From a wider perspective, one of the fundamental problems of a monopoly, which is what these companies are trying to establish, is that control over a market and its product ends up in an artificially small number of hands. That has the documented effect of pushing prices higher than demand alone would create, and often of decreasing quality and employee safety in the name of “cost savings.”
But the other thing that a monopoly creates is a fragile industry. If a member of the seafood collective mentioned in the article gets in legal trouble, or has unsafe hiring practices, or other behavior that might get it in trouble, the overall effect on the supply of fish will be minor. You won’t have any extra trouble at the grocery store and you won’t see the prices double overnight, because other members of the collective will be able to pick up the slack.

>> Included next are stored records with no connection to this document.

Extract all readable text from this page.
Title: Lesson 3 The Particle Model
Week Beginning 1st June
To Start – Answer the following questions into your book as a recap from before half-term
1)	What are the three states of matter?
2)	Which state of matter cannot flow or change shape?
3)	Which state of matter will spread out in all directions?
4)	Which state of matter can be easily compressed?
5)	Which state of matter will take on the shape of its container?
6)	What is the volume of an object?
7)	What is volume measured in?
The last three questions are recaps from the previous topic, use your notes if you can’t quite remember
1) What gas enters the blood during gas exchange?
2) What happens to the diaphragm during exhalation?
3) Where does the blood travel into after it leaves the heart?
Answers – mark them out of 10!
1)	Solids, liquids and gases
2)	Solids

If a corporate fisher that monopolizes the market gets in similar trouble and gets grounded, the effect will be immediate and dramatic. This is just another reason why antitrust regulations are so important. It’s not just about price, it’s about having a resilient industry.
Carbon Sinks and People Damage
https://www.vox.com/climate/359230/carbon-capture-environmental-justice-louisiana
One of the reasons why we sometimes aren’t aware of it when fragile approaches to capitalism breaks is that the people who deal with the breaking are out of sight to those of us who have the priviledge of not having to live there. This article describes a new development in Cancer Alley — a section of Louisiana that hosts both residents and huge heavy industry — and a proposed project that promises to have big environmental benefits. For someone, at least.
One of the problems — and there are many, nested upon each other over generations here — is that the scale of the proposed project places the local population at big risk in the event of a malfunction (and with operations of this size and complexity, it’s unreasonable to assume that something won’t go wrong sooner or later). The scale of the operation means that the impacts are not likely to be small — as might be the case for any one location if, say, the total amount of production were generated in 20 smaller operations spread across three or four states.
Of course, that idea gets laughed out of the room because it’s not “efficient.” We have all bought into the idea that industrial operations have to be as large as possible in order to optimize efficiency, but it merits remembering that concentrated operations also mean that the unintended consequences, or externalities, will be comparably sized.
We can pretend that’s OK as long as those unintended consequences are somehow outside of the “real” profit calculation. But from a larger perspective, the consequences of a larger operation will affect more people, ranging from the residents who suffer to the health care systems that strain to support them.